5.3. Limitations and Direction of Future Research

Increasing and maintaining customer loyalty is a key challenge faced by all companies, and machine learning-based predictive models can play a pivotal role in effectively addressing this challenge. In particular, advances in customer relationship management (CRM) platforms and marketing automation technologies contribute to the sophisticated personalization of customer experiences, facilitating the analysis of the fundamental factors for building loyal customers. One of the most prominent applications of big data is the recommendation engine, which is a powerful tool that provides customized products and services based on customers’ past data. This engine has the capacity to enhance the shopping experience by analyzing individual customers’ preferences through sophisticated algorithms and providing them with suggestions that they might be interested in. The CRM platform can be used as a key element of such a recommendation engine. To build loyal customers and prevent existing customers from churning, the trained machine learning models can detect changes in purchasing patterns and contribute to the establishment of a retention strategy in advance. Through the integration of machine learning-based predictive techniques with CRM and marketing automation, companies are able to formulate strategies that more effectively align with customer expectations, thereby increasing loyalty. In particular, personalized recommendations not only provide customers with a more convenient shopping experience but also increase sales’ potential. This strengthens the bond between the company and the customer and enables the maximization of long-term relationships. This study has not yet addressed a direct integration with CRM platforms; however, in-depth research on this topic may be conducted in the future. By linking with CRM systems, the practical applicability of customer loyalty prediction models can be examined, and the study can be expanded to develop more effective customized marketing strategies.
Future research endeavors also could focus on conducting qualitative analysis of these key variables. Additionally, although the study has identified high-importance variables, a comprehensive explanation for why these variables are influential remains lacking. Further investigations drawing from disciplines, such as consumer science, consumer behavior, and psychology, could shed light on this aspect and serve as promising avenues for future research. Moreover, conducting similar research on the pet-related industry in other countries would enable the extraction of factors that affect the formation of loyal customers, irrespective of nationality.

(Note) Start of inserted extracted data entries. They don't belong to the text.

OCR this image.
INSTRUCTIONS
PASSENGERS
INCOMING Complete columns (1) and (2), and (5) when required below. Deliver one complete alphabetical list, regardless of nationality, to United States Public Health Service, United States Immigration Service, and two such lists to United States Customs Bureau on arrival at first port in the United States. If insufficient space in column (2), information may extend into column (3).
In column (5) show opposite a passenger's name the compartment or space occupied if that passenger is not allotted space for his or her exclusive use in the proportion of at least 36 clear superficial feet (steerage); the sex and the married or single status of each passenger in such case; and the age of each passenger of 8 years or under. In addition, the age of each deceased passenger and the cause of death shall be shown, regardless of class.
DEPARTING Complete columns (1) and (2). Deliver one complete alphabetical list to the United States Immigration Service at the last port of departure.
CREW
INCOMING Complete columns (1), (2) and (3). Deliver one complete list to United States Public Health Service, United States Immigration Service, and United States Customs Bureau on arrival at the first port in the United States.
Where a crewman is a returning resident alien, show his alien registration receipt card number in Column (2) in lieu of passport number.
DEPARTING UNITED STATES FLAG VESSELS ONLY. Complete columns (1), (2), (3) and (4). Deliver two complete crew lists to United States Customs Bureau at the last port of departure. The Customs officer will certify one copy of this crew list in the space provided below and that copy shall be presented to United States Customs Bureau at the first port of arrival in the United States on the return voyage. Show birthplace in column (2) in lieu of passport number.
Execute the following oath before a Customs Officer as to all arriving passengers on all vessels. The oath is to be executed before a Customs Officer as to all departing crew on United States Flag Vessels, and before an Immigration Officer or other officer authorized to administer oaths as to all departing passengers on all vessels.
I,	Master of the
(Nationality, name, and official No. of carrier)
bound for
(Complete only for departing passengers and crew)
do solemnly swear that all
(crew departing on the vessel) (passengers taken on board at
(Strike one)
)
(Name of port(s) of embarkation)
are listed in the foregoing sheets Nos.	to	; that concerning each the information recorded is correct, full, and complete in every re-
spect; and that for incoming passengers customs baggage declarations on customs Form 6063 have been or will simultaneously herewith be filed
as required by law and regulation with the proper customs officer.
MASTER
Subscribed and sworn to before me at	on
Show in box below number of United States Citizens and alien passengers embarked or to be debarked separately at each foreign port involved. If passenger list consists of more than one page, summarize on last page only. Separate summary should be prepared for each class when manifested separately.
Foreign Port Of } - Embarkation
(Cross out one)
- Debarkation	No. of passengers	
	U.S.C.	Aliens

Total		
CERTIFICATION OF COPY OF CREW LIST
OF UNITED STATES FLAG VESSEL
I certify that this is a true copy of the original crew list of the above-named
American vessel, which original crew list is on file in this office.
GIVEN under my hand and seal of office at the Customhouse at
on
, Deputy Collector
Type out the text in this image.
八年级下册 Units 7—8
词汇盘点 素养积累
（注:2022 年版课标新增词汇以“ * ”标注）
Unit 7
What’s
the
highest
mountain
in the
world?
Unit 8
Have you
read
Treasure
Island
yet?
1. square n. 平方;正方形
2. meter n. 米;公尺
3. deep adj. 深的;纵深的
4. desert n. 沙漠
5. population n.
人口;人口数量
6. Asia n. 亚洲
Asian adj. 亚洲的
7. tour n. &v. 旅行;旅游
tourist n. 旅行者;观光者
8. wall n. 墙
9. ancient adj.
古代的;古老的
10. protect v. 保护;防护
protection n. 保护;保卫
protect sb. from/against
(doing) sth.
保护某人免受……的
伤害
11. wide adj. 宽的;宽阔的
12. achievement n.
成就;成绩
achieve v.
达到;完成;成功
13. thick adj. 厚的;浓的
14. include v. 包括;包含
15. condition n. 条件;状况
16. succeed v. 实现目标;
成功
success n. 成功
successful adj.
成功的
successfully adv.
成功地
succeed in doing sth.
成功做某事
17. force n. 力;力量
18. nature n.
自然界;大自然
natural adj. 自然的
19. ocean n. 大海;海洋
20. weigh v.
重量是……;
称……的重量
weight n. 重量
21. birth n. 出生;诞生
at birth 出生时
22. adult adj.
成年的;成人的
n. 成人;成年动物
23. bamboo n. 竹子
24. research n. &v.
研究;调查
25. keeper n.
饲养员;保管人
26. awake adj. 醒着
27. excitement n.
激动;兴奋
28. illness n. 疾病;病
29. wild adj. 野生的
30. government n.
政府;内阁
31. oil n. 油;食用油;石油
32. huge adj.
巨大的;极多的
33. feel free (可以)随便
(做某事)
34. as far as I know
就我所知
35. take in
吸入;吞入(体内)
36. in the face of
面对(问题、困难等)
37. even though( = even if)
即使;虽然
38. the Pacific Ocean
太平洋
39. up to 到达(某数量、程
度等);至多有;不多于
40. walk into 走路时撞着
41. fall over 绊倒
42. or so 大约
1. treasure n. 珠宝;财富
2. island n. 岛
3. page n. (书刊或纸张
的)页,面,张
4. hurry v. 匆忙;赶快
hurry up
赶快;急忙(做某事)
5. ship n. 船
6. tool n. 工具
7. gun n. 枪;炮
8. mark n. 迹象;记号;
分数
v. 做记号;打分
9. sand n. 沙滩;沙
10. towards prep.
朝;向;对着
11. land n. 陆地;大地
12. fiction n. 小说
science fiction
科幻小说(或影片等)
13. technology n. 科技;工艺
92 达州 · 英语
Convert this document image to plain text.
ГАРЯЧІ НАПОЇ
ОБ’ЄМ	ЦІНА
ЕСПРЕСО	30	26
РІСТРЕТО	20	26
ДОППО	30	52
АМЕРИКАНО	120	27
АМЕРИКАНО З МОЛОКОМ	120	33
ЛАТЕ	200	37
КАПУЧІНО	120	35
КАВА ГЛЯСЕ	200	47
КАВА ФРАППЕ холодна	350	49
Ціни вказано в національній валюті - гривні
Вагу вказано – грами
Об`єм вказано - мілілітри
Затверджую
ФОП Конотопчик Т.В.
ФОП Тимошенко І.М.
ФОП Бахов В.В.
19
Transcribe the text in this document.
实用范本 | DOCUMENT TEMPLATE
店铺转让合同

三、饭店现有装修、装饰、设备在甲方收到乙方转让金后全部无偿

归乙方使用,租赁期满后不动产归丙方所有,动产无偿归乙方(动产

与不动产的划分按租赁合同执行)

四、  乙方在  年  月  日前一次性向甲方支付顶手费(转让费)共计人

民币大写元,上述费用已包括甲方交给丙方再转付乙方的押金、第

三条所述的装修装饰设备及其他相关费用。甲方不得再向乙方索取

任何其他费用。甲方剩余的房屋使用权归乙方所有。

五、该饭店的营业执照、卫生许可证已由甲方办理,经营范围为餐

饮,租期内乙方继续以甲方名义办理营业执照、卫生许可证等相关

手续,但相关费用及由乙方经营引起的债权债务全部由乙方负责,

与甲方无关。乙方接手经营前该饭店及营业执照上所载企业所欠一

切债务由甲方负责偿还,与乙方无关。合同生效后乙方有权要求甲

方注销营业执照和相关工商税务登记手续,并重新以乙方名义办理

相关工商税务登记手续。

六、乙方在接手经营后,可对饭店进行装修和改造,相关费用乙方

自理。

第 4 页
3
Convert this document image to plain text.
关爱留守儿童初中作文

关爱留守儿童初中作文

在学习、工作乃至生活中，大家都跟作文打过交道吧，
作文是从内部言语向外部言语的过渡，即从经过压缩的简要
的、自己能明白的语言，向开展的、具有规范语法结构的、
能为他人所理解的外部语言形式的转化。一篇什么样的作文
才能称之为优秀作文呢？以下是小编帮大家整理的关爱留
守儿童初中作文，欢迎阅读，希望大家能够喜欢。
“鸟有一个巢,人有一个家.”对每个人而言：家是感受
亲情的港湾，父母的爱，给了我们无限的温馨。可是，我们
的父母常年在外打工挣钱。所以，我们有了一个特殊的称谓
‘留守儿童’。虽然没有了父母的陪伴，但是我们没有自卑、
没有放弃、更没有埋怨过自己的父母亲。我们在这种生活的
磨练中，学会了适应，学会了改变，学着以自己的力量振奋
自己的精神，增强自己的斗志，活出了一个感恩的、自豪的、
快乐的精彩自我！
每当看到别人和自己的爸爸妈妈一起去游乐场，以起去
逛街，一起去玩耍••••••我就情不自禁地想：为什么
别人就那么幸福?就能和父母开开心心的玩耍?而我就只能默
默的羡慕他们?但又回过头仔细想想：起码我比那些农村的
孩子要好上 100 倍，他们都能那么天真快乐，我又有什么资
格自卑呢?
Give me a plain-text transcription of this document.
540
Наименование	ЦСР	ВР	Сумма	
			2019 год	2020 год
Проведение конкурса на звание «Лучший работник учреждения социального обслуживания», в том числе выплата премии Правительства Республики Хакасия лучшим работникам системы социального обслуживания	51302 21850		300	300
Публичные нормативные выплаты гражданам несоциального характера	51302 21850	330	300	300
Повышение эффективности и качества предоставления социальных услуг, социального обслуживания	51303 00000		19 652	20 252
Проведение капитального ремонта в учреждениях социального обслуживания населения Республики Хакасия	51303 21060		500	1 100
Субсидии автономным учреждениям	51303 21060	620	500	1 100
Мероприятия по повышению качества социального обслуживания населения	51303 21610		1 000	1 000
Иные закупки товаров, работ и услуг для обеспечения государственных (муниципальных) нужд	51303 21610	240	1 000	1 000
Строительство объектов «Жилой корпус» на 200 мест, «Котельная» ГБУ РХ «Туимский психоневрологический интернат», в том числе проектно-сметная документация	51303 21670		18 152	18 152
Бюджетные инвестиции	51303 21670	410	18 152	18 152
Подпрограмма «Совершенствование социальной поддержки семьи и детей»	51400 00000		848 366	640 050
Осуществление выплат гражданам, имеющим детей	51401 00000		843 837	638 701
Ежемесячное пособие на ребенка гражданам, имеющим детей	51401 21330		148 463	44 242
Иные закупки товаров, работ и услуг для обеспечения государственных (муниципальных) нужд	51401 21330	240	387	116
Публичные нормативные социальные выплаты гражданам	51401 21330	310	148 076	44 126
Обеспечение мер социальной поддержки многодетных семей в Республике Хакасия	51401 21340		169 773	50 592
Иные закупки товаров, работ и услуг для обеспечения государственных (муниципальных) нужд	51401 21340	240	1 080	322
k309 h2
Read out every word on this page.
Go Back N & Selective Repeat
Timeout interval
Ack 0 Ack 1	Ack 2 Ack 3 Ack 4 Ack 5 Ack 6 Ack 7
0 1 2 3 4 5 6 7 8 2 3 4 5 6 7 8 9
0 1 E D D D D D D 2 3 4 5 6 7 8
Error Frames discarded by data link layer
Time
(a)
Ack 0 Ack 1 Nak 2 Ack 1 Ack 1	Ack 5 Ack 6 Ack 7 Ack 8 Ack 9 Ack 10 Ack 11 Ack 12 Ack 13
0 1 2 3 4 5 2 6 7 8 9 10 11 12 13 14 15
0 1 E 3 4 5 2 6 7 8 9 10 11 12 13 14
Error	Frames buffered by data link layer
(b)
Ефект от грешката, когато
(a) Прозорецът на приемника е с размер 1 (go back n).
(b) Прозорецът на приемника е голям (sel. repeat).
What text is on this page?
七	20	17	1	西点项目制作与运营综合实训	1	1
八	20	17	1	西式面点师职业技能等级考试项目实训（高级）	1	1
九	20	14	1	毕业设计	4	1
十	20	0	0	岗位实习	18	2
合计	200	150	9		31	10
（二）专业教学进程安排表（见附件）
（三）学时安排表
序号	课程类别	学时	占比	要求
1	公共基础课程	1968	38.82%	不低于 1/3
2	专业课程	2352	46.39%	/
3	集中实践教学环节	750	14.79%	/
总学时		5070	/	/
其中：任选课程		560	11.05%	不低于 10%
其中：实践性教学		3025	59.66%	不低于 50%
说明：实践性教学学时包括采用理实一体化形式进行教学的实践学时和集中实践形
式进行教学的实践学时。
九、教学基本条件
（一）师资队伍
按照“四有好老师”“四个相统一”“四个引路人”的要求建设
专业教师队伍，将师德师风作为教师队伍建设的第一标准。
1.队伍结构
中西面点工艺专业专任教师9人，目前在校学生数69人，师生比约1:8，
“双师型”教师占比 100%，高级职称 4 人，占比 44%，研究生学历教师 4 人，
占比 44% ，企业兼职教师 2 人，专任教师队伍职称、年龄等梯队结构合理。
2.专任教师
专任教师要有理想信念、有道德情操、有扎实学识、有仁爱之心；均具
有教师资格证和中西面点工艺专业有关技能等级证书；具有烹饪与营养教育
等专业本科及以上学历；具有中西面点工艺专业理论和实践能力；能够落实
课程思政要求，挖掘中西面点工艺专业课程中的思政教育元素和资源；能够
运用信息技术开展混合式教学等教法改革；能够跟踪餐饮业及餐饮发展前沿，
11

Also, social networks have been identified as a contributing factor to the formation of loyal customers and repeat purchases. In particular, this is considered to be even more important in the pet-related industry, where social media plays a critical role in activities related to the protection and resolution of stray animals. However, the present study does not examine the impact of social media on the formation of loyal customers in the pet industry. Rather, we focus on analyzing the factors that lead to the formation of loyal customers based on internal company data, such as customer information and purchase records. The analysis of factors leading to the formation of loyal customers based on social networks is an area that necessitates more extensive data collection and further investigation. This is one of the directions that can be considered in future research.
This study focuses on identifying the key factors of customer loyalty using machine learning, which suggests the possibility of more precise analysis and utilization based on quantitative data than the existing formalized marketing approach. Machine learning models can be used as a powerful tool for learning complex data patterns to predict loyal customers and for analyzing various factors that influence their continued positive or loyal relationships with companies. Notably, machine learning algorithms can identify features that may have been overlooked in conventional research, underscoring the necessity of a data-driven approach in customer loyalty research. Furthermore, analyzing loyal customers using machine learning can assist companies in developing more targeted marketing strategies, which can positively impact the cultivation of long-term customer relationships and the enhancement of loyalty.
In conclusion, this study highlights the significance of customer loyalty in driving business success and underscores the potential of machine learning in uncovering critical factors that contribute to customer loyalty formation. Companies can enhance their understanding of customer behavior and develop effective marketing strategies to foster loyalty among both new and existing customers by leveraging the insights gained from machine learning models. Further research efforts could focus on deeper qualitative analysis to explore the underlying reasons behind the variables that influence customer loyalty. Moreover, by conducting research that reflects the impact of social networks on customer loyalty through the collection of additional social network data, we can more precisely analyze how customers’ purchasing behavior is formed and spread. Furthermore, expanding the scope of research to an international context and comparing the factors that shape customer loyalty in various industries and markets will contribute to the development of effective loyalty customer strategies in the global market.

Author Contributions

Conceptualization, Y.L. and E.K.; methodology, Y.L., K.N., J.R. and E.K.; software, Y.L. and J.R.; validation, K.N. and E.K.; formal analysis, E.K.; investigation, Y.L., K.N. and J.R.; resources, E.K.; data curation, Y.L. and J.R.; writing—original draft preparation, Y.L. and E.K.; writing—review and editing, K.N., J.R. and E.K.; visualization, Y.L. and E.K.; supervision, J.R. and E.K.; project administration, J.R. and E.K.; funding acquisition, J.R. and E.K. All authors have read and agreed to the published version of the manuscript.

Funding

This research was supported by Regional Innovation Strategy (RIS) through the National Research Foundation of Korea (NRF) funded by the Ministry of Education (MOE) (2022RIS-005). This work was supported by the research fund of Hanyang University (HY-202400000003726).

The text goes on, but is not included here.